3 Tik op [FILTER TYPE] en selecteer [FOLDER].
De details over het interne geheugen en het USB-apparaat worden
aan de rechterzijde van het aanraakscherm in een boomstructuur
weergegeven.
4 Draai de draaiknop en selecteer de sample die u wilt
laden, en druk dan op de draaiknop.
De sample wordt in het muziekstuk geladen, en de naam van de geladen
sample wordt rechtsboven in het scherm getoond.
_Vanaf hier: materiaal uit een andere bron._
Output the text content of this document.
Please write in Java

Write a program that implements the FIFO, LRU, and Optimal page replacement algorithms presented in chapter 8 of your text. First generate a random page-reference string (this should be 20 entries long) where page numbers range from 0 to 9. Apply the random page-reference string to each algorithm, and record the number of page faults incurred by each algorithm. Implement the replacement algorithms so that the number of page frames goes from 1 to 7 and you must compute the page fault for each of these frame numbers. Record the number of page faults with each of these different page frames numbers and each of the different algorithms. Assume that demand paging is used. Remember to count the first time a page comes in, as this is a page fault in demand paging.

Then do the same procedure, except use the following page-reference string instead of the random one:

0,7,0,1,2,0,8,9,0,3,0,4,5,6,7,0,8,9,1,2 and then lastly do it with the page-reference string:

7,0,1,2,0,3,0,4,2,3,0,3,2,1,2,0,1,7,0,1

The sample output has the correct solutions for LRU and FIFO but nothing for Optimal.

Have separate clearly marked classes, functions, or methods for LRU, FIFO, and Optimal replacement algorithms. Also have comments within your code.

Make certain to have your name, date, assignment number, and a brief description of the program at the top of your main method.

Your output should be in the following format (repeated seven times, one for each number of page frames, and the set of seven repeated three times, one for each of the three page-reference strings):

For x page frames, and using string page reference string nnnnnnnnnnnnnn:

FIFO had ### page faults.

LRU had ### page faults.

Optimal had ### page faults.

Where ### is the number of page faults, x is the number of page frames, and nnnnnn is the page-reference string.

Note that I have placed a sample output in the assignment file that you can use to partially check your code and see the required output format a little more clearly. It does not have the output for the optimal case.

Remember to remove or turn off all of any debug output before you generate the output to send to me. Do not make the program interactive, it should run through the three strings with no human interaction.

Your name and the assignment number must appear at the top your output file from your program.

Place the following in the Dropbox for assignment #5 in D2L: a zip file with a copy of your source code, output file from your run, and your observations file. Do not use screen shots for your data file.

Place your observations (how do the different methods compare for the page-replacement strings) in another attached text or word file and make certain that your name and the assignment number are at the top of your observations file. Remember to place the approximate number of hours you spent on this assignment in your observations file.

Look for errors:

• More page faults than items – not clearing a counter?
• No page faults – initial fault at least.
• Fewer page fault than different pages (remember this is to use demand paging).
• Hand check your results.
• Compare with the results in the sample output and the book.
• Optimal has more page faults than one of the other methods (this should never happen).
! Als u op een geselecteerde map op de draaiknop drukt, wordt de
map geopend of gesloten.
! Als u de draaiknop draait terwijl u de knop [SHIFT] ingedrukt houdt,
wordt de focus van map naar map verplaatst (de lijnen van sample-
bestanden worden overgeslagen).
De performance-pads gebruiken
Een samplegeluid afspelen
1 Druk op de [SLICE]-knop om de functie uit te
schakelen.
De [SLICE]-knop wordt uitgeschakeld.
2 Druk op de [SCALE]-knop om de functie uit te
schakelen.
De [SCALE]-knop wordt uitgeschakeld.
3 Tik op de performance-pad.
Het sample dat is toegewezen aan elke performance-pad wordt
afgespeeld.
Een optreden opnemen (dynamische
opname)
1 Druk op de toets [k].
De knop [k] licht rood op en opnemen is ingeschakeld.
2 Druk op de toets [d].
De knop [d] licht groen op en de sequence wordt afgespeeld terwijl
opnemen is ingeschakeld.
3 Tik op de performance-pads om triggers op te nemen.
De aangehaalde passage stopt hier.